Interaction of α-syn and synapsin in neuronal cell lines and synapses. (A) Coimmunoprecipitation (co-IP) of synapsin and α-syn. Neuro2a cells were cotransfected with enhanced green fluorescent protein (EGPF)-synapsin Ia (or its deletions) and myc-hα-syn, and then immunoprecipitated with an anti-EGFP antibody (Millipore). Full-length EGFP-synapsin I (but not EGFP alone) interacted with α-syn (lanes 1 and 2).

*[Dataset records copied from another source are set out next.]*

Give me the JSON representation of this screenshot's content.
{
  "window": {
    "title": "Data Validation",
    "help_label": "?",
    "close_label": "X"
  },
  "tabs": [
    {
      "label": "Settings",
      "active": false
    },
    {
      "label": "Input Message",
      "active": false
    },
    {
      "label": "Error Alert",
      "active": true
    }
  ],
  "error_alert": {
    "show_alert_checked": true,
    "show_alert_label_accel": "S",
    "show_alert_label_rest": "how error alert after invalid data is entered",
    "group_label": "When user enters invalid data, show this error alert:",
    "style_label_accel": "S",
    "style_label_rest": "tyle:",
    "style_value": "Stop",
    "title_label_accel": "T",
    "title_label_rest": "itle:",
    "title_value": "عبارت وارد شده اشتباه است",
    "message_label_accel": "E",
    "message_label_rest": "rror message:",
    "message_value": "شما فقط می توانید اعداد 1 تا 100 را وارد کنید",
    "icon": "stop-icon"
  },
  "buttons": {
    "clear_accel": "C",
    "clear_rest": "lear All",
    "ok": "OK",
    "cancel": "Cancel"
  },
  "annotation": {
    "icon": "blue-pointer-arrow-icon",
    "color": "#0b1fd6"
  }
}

Synapsin C/D domains (lanes 5 and 6) are critical for this interaction [Bottom: inputs; anti-myc (Abcam); repeated twice]. (B) FRET combinations. Donor: hα-syn-cerulean (α-syn-cer); acceptor: soluble Venus (ven), Venus-synapsin Ia (ven-SynIa), or the SV protein synaptophysin I-Venus (SypI-ven). (C) FRET data. Note FRET in synapses between hα-syn-cerulean and Venus-synapsin Ia, but not soluble Venus (control). No FRET was seen with synaptophysin I-Venus (n = 8 to 26; one-way ANOVA, Tukey’s post hoc analysis). (D) FRET between hα-syn and synapsin Ia was reduced by stimulation, recovering during rest (n = 101 synapses in 3 experiments; Friedman’s ANOVA, post hoc analysis: Wilcoxon’s test/Bonferroni’s correction). (E) FM-FRAP schematic. SVs are loaded with FM1-43 and a single bouton is bleached. Hα-syn inhibits intersynaptic SV traffic and FM recovery. (F) FM-FRAP experiments. Hα-syn dampens recovery in WT neurons (Left), but not in TKO neurons (Right). (G) Quantification of data in F (n = 10 to 17 experiments, 3 synapses per experiment; t test). (H, Top) Synaptic enrichment. Hα-syn-mCherry and soluble EGFP (volume filler) in WT and TKO neurons. (H, Bottom) Ratio images (scale to left) and intensity curves; red indicates α-syn, green indicates EGFP. (I) Quantification of data in H. Hα-syn-mCherry (vs. soluble mCherry) is enriched in WT, but not in TKO boutons. Reintroduction of synapsin Ia restored α-syn synaptic enrichment (n = 15 to 18; one-way ANOVA, Tukey’s post hoc analysis). (J) Synaptic enrichment of endogenous vGlut1 (normalized by WT) is similar in WT and TKO neurons overexpressing hα-syn (n = 14 to 15; t test). (K) Synapsins help α-syn associate with SVs, thereby facilitating SV clustering [α-syn also binds VAMP2 to help clustering (21), not shown]. Loss of synapsins decreases α-syn targeting and disrupts clustering of SVs. ns, not significant, *P < 0.05, **P < 0.01, ***P < 0.001.